While offering a somewhat more portable and flexible backdrop system, the rear projection approach requires erection of a screen, positioning of the projector at a distance behind the screen sufficient to enable the projected image to fill the screen, sources of electrical power to operate the projector, and elaborate and carefully controlled front lighting techniques to illuminate the subject without "washing out" the projected image.
A variation of this technique involves front projecting an image onto a screen through a beam splitter mirror which directs the reflected screen image back to a camera. The subject to be photographed is positioned coaxially with the lens of the camera at a position beyond the beam splitter. Such an apparatus is described in U.S. Pat. No. 3,366,438 issued to H. W. Hartman.
A variation of this procedure may be seen in U.S. Pat. No. 3,920,320 issued to Ellis and Ryan, where the transparency projector, the beam splitting mirror and the camera have been combined on a single chassis.
As is evident from a reading of both patents, a projection screen is still required and care must be taken in lighting and in projecting the image onto the screen to assure that shadows from the subject positioned before the screen will not intrude onto the projected backdrop.
Problems are also encountered in adequately lighting the subject while maintaining the sharpness and clarity of the projected background. It may also be seen that, while the two patents discussed above offer some significant advantages, the portability and ease of use of each described apparatus is somewhat limited due to the cumbersome equipment lighting and projection screen involved.

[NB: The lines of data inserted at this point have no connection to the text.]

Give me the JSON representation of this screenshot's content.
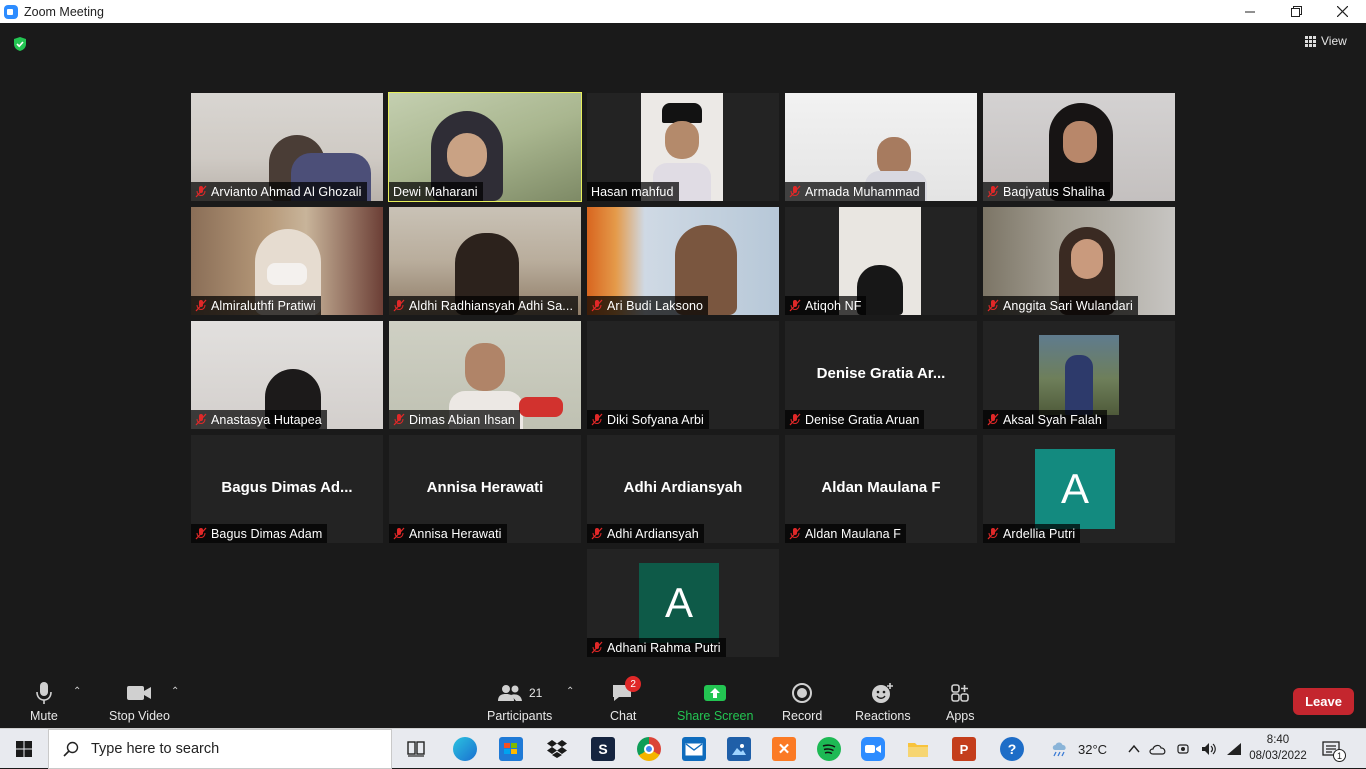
{
  "window": {
    "title": "Zoom Meeting",
    "controls": [
      "minimize",
      "restore",
      "close"
    ]
  },
  "header": {
    "view_label": "View",
    "security_icon": "shield-check-icon"
  },
  "participants": [
    {
      "name": "Arvianto Ahmad Al Ghozali",
      "muted": true,
      "type": "video"
    },
    {
      "name": "Dewi Maharani",
      "muted": false,
      "type": "video",
      "active_speaker": true
    },
    {
      "name": "Hasan mahfud",
      "muted": false,
      "type": "video"
    },
    {
      "name": "Armada Muhammad",
      "muted": true,
      "type": "video"
    },
    {
      "name": "Baqiyatus Shaliha",
      "muted": true,
      "type": "video"
    },
    {
      "name": "Almiraluthfi Pratiwi",
      "muted": true,
      "type": "video"
    },
    {
      "name": "Aldhi Radhiansyah Adhi Sa...",
      "muted": true,
      "type": "video"
    },
    {
      "name": "Ari Budi Laksono",
      "muted": true,
      "type": "video"
    },
    {
      "name": "Atiqoh NF",
      "muted": true,
      "type": "video"
    },
    {
      "name": "Anggita Sari Wulandari",
      "muted": true,
      "type": "video"
    },
    {
      "name": "Anastasya Hutapea",
      "muted": true,
      "type": "video"
    },
    {
      "name": "Dimas Abian Ihsan",
      "muted": true,
      "type": "video"
    },
    {
      "name": "Diki Sofyana Arbi",
      "muted": true,
      "type": "empty"
    },
    {
      "name": "Denise Gratia Aruan",
      "display": "Denise Gratia Ar...",
      "muted": true,
      "type": "name"
    },
    {
      "name": "Aksal Syah Falah",
      "muted": true,
      "type": "photo"
    },
    {
      "name": "Bagus Dimas Adam",
      "display": "Bagus Dimas Ad...",
      "muted": true,
      "type": "name"
    },
    {
      "name": "Annisa Herawati",
      "display": "Annisa Herawati",
      "muted": true,
      "type": "name"
    },
    {
      "name": "Adhi Ardiansyah",
      "display": "Adhi Ardiansyah",
      "muted": true,
      "type": "name"
    },
    {
      "name": "Aldan Maulana F",
      "display": "Aldan Maulana F",
      "muted": true,
      "type": "name"
    },
    {
      "name": "Ardellia Putri",
      "avatar_letter": "A",
      "muted": true,
      "type": "avatar",
      "avatar_color": "#138a7f"
    },
    {
      "name": "Adhani Rahma Putri",
      "avatar_letter": "A",
      "muted": true,
      "type": "avatar",
      "avatar_color": "#0e5a48"
    }
  ],
  "toolbar": {
    "mute_label": "Mute",
    "stop_video_label": "Stop Video",
    "participants_label": "Participants",
    "participants_count": "21",
    "chat_label": "Chat",
    "chat_badge": "2",
    "share_screen_label": "Share Screen",
    "record_label": "Record",
    "reactions_label": "Reactions",
    "apps_label": "Apps",
    "leave_label": "Leave"
  },
  "colors": {
    "active_speaker_border": "#e7f05a",
    "share_green": "#23c552",
    "leave_red": "#c4262e",
    "muted_red": "#e02828"
  },
  "taskbar": {
    "search_placeholder": "Type here to search",
    "apps": [
      "task-view-icon",
      "edge-icon",
      "store-icon",
      "dropbox-icon",
      "sublime-icon",
      "chrome-icon",
      "mail-icon",
      "photos-icon",
      "xampp-icon",
      "spotify-icon",
      "zoom-icon",
      "file-explorer-icon",
      "powerpoint-icon",
      "help-icon"
    ],
    "weather": "32°C",
    "time": "8:40",
    "date": "08/03/2022",
    "notification_count": "1"
  }
}
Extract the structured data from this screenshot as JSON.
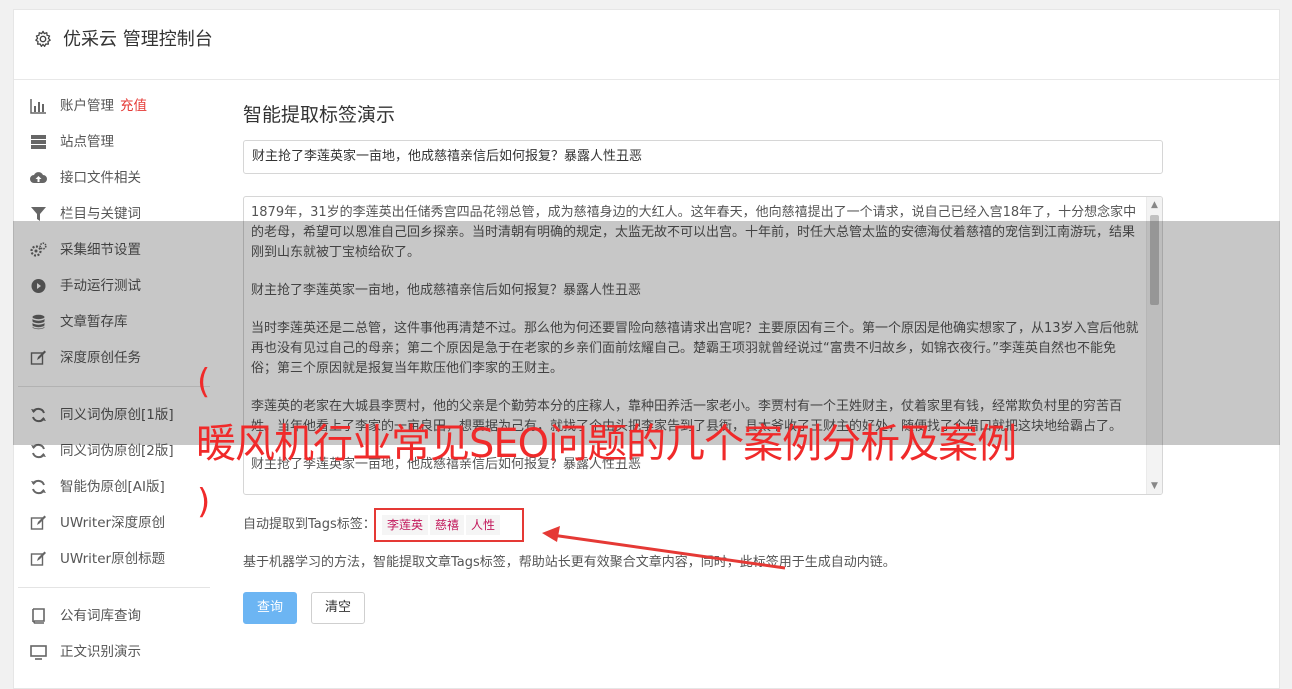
{
  "header": {
    "title": "优采云 管理控制台",
    "icon": "gear-icon"
  },
  "sidebar": {
    "group1": [
      {
        "label": "账户管理",
        "badge": "充值",
        "icon": "bar-chart-icon"
      },
      {
        "label": "站点管理",
        "icon": "server-icon"
      },
      {
        "label": "接口文件相关",
        "icon": "cloud-upload-icon"
      },
      {
        "label": "栏目与关键词",
        "icon": "filter-icon"
      },
      {
        "label": "采集细节设置",
        "icon": "cogs-icon"
      },
      {
        "label": "手动运行测试",
        "icon": "play-circle-icon"
      },
      {
        "label": "文章暂存库",
        "icon": "database-icon"
      },
      {
        "label": "深度原创任务",
        "icon": "edit-icon"
      }
    ],
    "group2": [
      {
        "label": "同义词伪原创[1版]",
        "icon": "refresh-icon"
      },
      {
        "label": "同义词伪原创[2版]",
        "icon": "refresh-icon"
      },
      {
        "label": "智能伪原创[AI版]",
        "icon": "refresh-icon"
      },
      {
        "label": "UWriter深度原创",
        "icon": "edit-icon"
      },
      {
        "label": "UWriter原创标题",
        "icon": "edit-icon"
      }
    ],
    "group3": [
      {
        "label": "公有词库查询",
        "icon": "book-icon"
      },
      {
        "label": "正文识别演示",
        "icon": "screen-icon"
      }
    ]
  },
  "main": {
    "title": "智能提取标签演示",
    "title_input_value": "财主抢了李莲英家一亩地，他成慈禧亲信后如何报复？暴露人性丑恶",
    "article_paragraphs": [
      "1879年，31岁的李莲英出任储秀宫四品花翎总管，成为慈禧身边的大红人。这年春天，他向慈禧提出了一个请求，说自己已经入宫18年了，十分想念家中的老母，希望可以恩准自己回乡探亲。当时清朝有明确的规定，太监无故不可以出宫。十年前，时任大总管太监的安德海仗着慈禧的宠信到江南游玩，结果刚到山东就被丁宝桢给砍了。",
      "财主抢了李莲英家一亩地，他成慈禧亲信后如何报复？暴露人性丑恶",
      "当时李莲英还是二总管，这件事他再清楚不过。那么他为何还要冒险向慈禧请求出宫呢？主要原因有三个。第一个原因是他确实想家了，从13岁入宫后他就再也没有见过自己的母亲；第二个原因是急于在老家的乡亲们面前炫耀自己。楚霸王项羽就曾经说过“富贵不归故乡，如锦衣夜行。”李莲英自然也不能免俗；第三个原因就是报复当年欺压他们李家的王财主。",
      "李莲英的老家在大城县李贾村，他的父亲是个勤劳本分的庄稼人，靠种田养活一家老小。李贾村有一个王姓财主，仗着家里有钱，经常欺负村里的穷苦百姓。当年他看上了李家的一亩良田，想要据为己有，就找了个由头把李家告到了县衙，县太爷收了王财主的好处，随便找了个借口就把这块地给霸占了。",
      "财主抢了李莲英家一亩地，他成慈禧亲信后如何报复？暴露人性丑恶"
    ],
    "tags_label": "自动提取到Tags标签：",
    "tags": [
      "李莲英",
      "慈禧",
      "人性"
    ],
    "description": "基于机器学习的方法，智能提取文章Tags标签，帮助站长更有效聚合文章内容，同时，此标签用于生成自动内链。",
    "query_button": "查询",
    "clear_button": "清空"
  },
  "overlay": {
    "open_paren": "(",
    "headline": "暖风机行业常见SEO问题的几个案例分析及案例",
    "close_paren": ")"
  },
  "colors": {
    "accent_blue": "#6cb5f3",
    "badge_red": "#e53935",
    "tag_text": "#c2185b",
    "overlay_red": "#f02a2a"
  }
}
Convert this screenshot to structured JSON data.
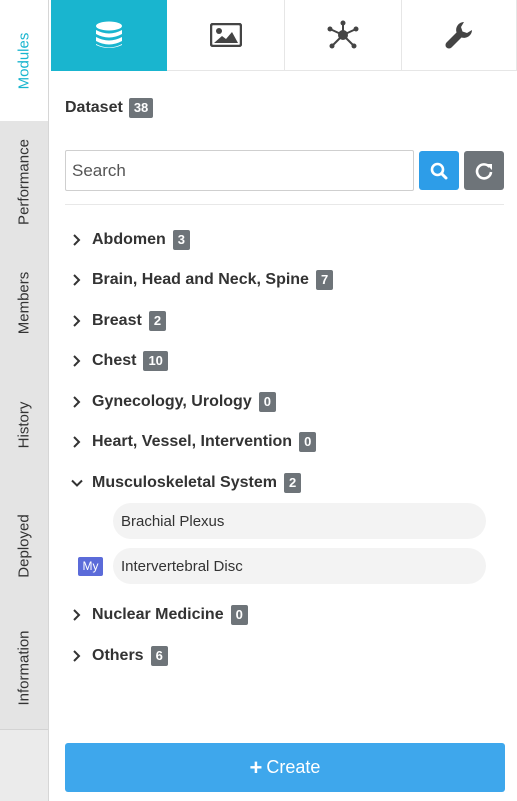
{
  "side_tabs": [
    {
      "label": "Modules",
      "active": true
    },
    {
      "label": "Performance",
      "active": false
    },
    {
      "label": "Members",
      "active": false
    },
    {
      "label": "History",
      "active": false
    },
    {
      "label": "Deployed",
      "active": false
    },
    {
      "label": "Information",
      "active": false
    }
  ],
  "top_tabs": [
    {
      "icon": "database-icon",
      "active": true
    },
    {
      "icon": "image-icon",
      "active": false
    },
    {
      "icon": "network-icon",
      "active": false
    },
    {
      "icon": "wrench-icon",
      "active": false
    }
  ],
  "dataset": {
    "title": "Dataset",
    "count": "38"
  },
  "search": {
    "placeholder": "Search",
    "value": ""
  },
  "categories": [
    {
      "label": "Abdomen",
      "count": "3",
      "expanded": false
    },
    {
      "label": "Brain, Head and Neck, Spine",
      "count": "7",
      "expanded": false
    },
    {
      "label": "Breast",
      "count": "2",
      "expanded": false
    },
    {
      "label": "Chest",
      "count": "10",
      "expanded": false
    },
    {
      "label": "Gynecology, Urology",
      "count": "0",
      "expanded": false
    },
    {
      "label": "Heart, Vessel, Intervention",
      "count": "0",
      "expanded": false
    },
    {
      "label": "Musculoskeletal System",
      "count": "2",
      "expanded": true,
      "items": [
        {
          "label": "Brachial Plexus",
          "badge": ""
        },
        {
          "label": "Intervertebral Disc",
          "badge": "My"
        }
      ]
    },
    {
      "label": "Nuclear Medicine",
      "count": "0",
      "expanded": false
    },
    {
      "label": "Others",
      "count": "6",
      "expanded": false
    }
  ],
  "create_button": {
    "label": "Create",
    "icon": "plus-icon"
  },
  "colors": {
    "accent": "#19b5cf",
    "primary": "#3ea7ec",
    "badge": "#6e7479",
    "my_badge": "#5b6bd9"
  }
}
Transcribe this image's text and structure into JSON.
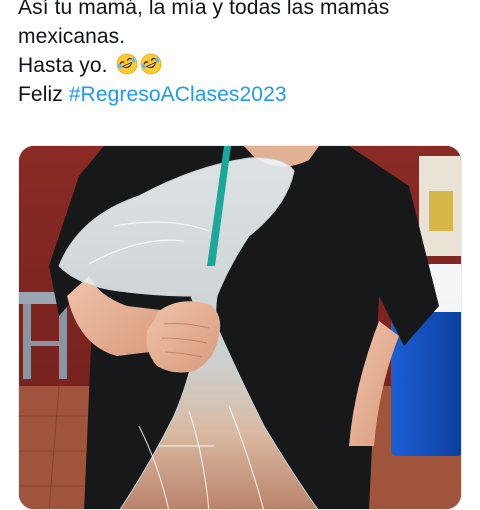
{
  "tweet": {
    "line1": "Así tu mamá, la mía y todas las mamás",
    "line2": "mexicanas.",
    "line3_text": "Hasta yo. ",
    "line3_emojis": [
      "rolling-on-floor-laughing-emoji",
      "rolling-on-floor-laughing-emoji"
    ],
    "line4_prefix": "Feliz ",
    "hashtag": "#RegresoAClases2023"
  },
  "media": {
    "kind": "photo",
    "subject": "person-in-black-tshirt-holding-plastic-bag-drink"
  },
  "colors": {
    "text": "#0f1419",
    "hashtag": "#1d9bf0",
    "background": "#ffffff",
    "media_border": "#e6e9eb"
  }
}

A somewhat more compact attachment, for causing a grid or other desired reference pattern to be projected onto the film in the camera and also onto the viewing screen of the camera's viewfinder, at the same time that a subject is being photographed by the camera, is disclosed in Faasch U.S. Pat. No. 3,376,800. Faasch discloses a beam splitter mirror for reflecting a transparency image to the camera lens and for allowing the subject to simultaneously be photographed through the beam splitter. We have discovered, however, that when a beam splitter mirror is interposed between the camera lens and a lens for focusing a transparency image, vignetting may occur. We have also discovered a novel system for alleviating such vignetting, by effectively focusing the entrance pupil of the camera lens approximate the exit pupil of the lens which focuses the transparency image.
Therefore, it is an object of the present invention to provide simple apparatus for combining selected film transparencies as backgrounds with subjects to be photographed, with the problem of vignetting being alleviated.
Other objects and advantages of the present invention will become apparent as the description proceeds.